2001 Amistar-made Johnson JM-991 Tricone Guitar





Update 2017: I was traded this guitar and so I've updated the description, soundclip, and pictures.

The Czech-made Amistar resonator guitars are definitely several steps above the current (and 2000s) line of Chinese-import Johnson-branded instruments that replaced this particular model. The metalwork is much nicer and the neck is, too -- though the neck's cut and quality is not on par with something like an NRP "National." It's still excellent, though, and has a bigger, C-shaped profile and flat fretboard which is still similar to the old '30s Nationals.

This one has no branding at the headstock and has had its cones swapped for an NRP tricone set which yields much-improved, fuller sound over the originals (Eastern European cones tend to be just a hair stiff and so they can be a bit thwacky).

When I first saw this guitar in 2016 I knew it needed the "usual used resonator" work -- and it got it, this time around. I reset the neck (which is just as arduous as on a flattop), leveled and dressed the frets, tidied-up the seating of the National replacement cones in the soundwell, added a duct-tape "gasket" anywhere I could see that metal-on-metal might rattle, added a retaining bolt for the dowel near the neck joint, adjusted the bridge placement so I could compensate the saddle correctly, made a new, compensated bone saddle insert for the bridge, replaced a too-small replacement truss rod cover, added National-style strap buttons, cleaned it up, and set it up with 54w-12 strings.

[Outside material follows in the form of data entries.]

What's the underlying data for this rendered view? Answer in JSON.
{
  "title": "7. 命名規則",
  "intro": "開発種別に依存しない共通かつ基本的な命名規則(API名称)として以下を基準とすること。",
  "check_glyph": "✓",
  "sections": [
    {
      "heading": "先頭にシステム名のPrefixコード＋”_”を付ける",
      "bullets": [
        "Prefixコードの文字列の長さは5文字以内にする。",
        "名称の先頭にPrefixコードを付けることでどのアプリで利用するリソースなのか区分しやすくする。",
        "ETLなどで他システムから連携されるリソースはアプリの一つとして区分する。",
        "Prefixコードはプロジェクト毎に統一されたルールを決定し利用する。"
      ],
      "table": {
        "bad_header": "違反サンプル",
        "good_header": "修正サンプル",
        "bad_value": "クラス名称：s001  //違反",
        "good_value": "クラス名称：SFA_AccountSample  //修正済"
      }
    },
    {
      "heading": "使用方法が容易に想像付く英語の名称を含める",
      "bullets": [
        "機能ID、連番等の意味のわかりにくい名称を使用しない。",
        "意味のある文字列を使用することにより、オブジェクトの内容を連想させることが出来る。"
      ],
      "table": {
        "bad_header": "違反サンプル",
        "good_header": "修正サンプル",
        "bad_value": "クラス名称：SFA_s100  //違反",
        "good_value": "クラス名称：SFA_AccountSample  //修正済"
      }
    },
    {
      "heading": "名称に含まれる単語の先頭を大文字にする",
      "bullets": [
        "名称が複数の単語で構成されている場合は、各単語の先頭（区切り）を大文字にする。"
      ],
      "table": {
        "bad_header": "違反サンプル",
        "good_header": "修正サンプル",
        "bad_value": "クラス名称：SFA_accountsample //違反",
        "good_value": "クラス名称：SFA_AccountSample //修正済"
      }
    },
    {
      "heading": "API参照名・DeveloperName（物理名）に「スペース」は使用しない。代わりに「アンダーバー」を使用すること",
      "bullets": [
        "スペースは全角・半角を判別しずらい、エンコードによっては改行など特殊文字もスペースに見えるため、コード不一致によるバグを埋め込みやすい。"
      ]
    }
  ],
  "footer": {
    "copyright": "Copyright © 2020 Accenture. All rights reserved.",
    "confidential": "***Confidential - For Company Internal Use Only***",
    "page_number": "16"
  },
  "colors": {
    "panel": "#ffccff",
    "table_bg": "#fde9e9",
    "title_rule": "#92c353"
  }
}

It's playing spot-on with 3/32" bass and 1/16" treble action at the 12th fret and has a straight neck. The tone is full, round, and punchy. I think of a good tricone like this as a great alternative for people who like the mellower lower-mids, sustain, and sweeter highs of a Dobro, want much of the bite of a good biscuit-cone National, but don't want the zippy/sometimes shrill high end of the usual biscuit cone. In other words -- these make good all-arounders and this thing is loud as heck.


It's also a looker -- though it does have some average wear to it. There's a very minor amount of light scratching here and there and some minor corrosion/aging to the nickel-silver plating throughout, but it's in pretty good shape for a guitar that was played a bit.

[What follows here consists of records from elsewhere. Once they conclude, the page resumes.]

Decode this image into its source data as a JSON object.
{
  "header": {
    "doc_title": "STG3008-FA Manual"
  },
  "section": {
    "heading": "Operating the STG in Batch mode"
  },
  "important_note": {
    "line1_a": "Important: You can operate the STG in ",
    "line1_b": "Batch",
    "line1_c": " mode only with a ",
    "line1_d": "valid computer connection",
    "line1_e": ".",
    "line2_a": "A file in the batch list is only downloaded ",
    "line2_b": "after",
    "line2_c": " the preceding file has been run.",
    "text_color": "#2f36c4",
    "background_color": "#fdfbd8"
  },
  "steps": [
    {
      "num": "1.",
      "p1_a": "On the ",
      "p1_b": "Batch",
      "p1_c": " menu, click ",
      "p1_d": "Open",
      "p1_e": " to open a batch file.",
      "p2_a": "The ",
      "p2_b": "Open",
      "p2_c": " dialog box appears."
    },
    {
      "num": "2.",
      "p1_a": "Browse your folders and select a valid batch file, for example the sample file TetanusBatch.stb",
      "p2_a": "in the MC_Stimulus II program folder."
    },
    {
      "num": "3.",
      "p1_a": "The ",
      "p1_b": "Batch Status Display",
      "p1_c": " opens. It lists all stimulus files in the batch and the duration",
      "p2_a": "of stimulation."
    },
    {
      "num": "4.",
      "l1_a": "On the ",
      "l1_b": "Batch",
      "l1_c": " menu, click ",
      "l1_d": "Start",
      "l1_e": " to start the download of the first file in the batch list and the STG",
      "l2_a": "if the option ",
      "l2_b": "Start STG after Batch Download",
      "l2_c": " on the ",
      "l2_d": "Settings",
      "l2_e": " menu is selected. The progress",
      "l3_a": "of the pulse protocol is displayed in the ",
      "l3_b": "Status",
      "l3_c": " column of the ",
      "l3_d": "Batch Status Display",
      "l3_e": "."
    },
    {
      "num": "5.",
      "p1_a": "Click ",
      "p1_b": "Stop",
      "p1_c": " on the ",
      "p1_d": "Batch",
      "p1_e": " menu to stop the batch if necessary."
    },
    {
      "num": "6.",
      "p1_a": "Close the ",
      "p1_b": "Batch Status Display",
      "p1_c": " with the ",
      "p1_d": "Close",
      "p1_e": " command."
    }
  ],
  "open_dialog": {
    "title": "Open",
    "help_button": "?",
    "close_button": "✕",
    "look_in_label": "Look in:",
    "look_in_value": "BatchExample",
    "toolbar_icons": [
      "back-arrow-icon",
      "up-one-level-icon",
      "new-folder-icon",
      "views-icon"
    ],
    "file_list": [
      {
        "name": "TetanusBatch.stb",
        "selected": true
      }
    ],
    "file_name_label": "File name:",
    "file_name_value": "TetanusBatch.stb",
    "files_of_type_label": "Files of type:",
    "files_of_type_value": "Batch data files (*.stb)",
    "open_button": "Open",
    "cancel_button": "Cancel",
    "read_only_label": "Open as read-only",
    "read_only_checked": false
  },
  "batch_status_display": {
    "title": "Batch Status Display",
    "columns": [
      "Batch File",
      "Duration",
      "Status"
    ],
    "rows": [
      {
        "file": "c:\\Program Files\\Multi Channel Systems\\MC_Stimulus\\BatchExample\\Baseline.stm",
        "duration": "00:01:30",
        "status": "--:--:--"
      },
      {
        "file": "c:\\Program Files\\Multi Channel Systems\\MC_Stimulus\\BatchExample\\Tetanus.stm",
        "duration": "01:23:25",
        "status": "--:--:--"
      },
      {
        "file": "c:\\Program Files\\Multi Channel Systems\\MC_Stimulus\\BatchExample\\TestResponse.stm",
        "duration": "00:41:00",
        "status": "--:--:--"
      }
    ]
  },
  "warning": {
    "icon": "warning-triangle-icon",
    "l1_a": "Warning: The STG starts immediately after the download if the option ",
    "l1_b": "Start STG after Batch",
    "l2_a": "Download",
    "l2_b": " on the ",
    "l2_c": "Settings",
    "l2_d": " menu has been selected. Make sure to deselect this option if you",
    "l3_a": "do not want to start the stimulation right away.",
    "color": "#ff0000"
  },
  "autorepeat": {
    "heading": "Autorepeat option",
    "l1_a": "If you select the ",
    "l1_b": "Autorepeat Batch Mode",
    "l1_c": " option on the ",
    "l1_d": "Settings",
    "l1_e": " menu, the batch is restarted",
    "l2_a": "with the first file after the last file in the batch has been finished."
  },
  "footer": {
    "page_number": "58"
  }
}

This has a 1 11/16" nut width but it feels more like 1 3/4" with the medium, C-shaped neck profile and flat board. The truss rod cover is my own parts-bin add-on and I think it gives a more retro look than the funky, replacement black one that was on here when it came in.

The board is rosewood and the neck is mahogany and this has a 25 1/2" scale which puts plenty of tension on the cones.

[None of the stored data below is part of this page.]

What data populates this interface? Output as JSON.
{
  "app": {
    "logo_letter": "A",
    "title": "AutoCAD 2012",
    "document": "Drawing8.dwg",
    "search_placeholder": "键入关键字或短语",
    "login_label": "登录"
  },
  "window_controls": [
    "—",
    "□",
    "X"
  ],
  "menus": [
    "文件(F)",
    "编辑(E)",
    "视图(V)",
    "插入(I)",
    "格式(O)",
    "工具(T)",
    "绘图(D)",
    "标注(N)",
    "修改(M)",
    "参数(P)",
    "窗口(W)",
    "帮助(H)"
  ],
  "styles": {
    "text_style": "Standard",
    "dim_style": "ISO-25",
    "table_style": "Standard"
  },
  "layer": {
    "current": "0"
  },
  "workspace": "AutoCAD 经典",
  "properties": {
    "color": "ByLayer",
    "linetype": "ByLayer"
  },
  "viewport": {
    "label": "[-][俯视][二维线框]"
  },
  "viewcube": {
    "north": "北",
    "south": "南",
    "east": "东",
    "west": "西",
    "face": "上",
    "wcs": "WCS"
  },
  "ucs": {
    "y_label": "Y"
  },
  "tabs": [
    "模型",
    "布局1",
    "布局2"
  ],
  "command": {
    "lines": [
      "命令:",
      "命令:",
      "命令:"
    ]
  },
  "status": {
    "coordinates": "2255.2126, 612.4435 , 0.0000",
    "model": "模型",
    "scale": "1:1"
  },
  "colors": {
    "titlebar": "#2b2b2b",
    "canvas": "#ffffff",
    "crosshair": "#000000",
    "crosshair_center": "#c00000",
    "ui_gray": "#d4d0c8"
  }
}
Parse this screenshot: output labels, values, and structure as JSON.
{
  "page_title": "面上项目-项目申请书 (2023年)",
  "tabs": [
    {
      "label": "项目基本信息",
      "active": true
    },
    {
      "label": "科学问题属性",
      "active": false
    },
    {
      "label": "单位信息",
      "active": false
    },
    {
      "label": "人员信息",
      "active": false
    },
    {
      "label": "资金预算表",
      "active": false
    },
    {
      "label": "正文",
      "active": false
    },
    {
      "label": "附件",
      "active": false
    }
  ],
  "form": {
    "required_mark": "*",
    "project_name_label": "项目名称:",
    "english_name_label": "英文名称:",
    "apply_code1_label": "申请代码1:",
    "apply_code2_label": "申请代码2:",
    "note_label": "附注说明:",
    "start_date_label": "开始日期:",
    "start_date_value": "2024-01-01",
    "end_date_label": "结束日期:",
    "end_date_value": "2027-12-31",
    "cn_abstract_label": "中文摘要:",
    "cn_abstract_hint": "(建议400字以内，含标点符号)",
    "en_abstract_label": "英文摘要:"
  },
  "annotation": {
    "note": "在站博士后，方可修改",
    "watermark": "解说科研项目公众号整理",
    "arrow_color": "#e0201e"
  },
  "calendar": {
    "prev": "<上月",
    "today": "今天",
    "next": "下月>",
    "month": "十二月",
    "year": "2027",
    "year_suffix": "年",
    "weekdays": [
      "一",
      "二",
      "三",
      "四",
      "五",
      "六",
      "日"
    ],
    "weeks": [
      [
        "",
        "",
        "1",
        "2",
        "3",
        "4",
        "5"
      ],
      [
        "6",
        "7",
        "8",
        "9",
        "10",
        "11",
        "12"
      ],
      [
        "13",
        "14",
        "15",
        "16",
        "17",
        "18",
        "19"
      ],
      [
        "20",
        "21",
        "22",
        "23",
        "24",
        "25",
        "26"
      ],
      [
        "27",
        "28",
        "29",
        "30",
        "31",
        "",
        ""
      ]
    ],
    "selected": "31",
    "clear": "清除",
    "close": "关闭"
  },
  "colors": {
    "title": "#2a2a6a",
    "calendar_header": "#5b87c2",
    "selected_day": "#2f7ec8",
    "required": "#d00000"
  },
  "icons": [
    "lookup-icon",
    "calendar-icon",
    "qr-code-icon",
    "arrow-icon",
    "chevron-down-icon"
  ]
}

The frets are medium stock and they've been leveled down some, but still have a good amount of life left. The board is rosewood and has cream binding. The dots were originally faux-pearl but during the neck reset I had to remove 6 of them at the fretboard extension to get the neck off, so I replaced the whole lot of them with actual pearl this time around.



Isn't that work around the soundholes great? The cut of the body is superlative compared to much of the stuff coming out these days.




The coverplate is nice and authentic and looks excellent.


Even though I have a pretty tall saddle on this guitar after the neck reset, I still like to string the tailpiece with the strings "under" it to add more back angle and allow some string-afterlength muting foam to be shoved under the lip of it to damp overtones.






The Grovers work just dandy.


Aside from adjusting the blocking of the "islands" or "soundposts" that support the dowel that runs through the guitar, I also added a "retainer bolt" at the heel. All metal-bodied resonator guitars should have one of these but the only guys smart enough to install them are (surprise, surprise!) the originators of the style -- the Dopyera brothers (Dobro) -- who started adding them to builds in the '60s and through the '90s on OMI Dobros.

Just like those Dobros, my bolt runs through a spacer block and then into the meat of the dowel. This keeps the neck/heel area tight and solid to the body so that those uncomfortable moments of finding your action a mile high and the neck angle really off to one side or the other won't happen unless you want them to.





A good hard case comes with it.

Comments

Brandon McCoy said…
Anything like this coming up this year? Now I want a steel bodied Reso!
Jaeson Paul said…
FYI this guitar is now in my possession via Subway guitars in Berkeley CA. It has found a good home.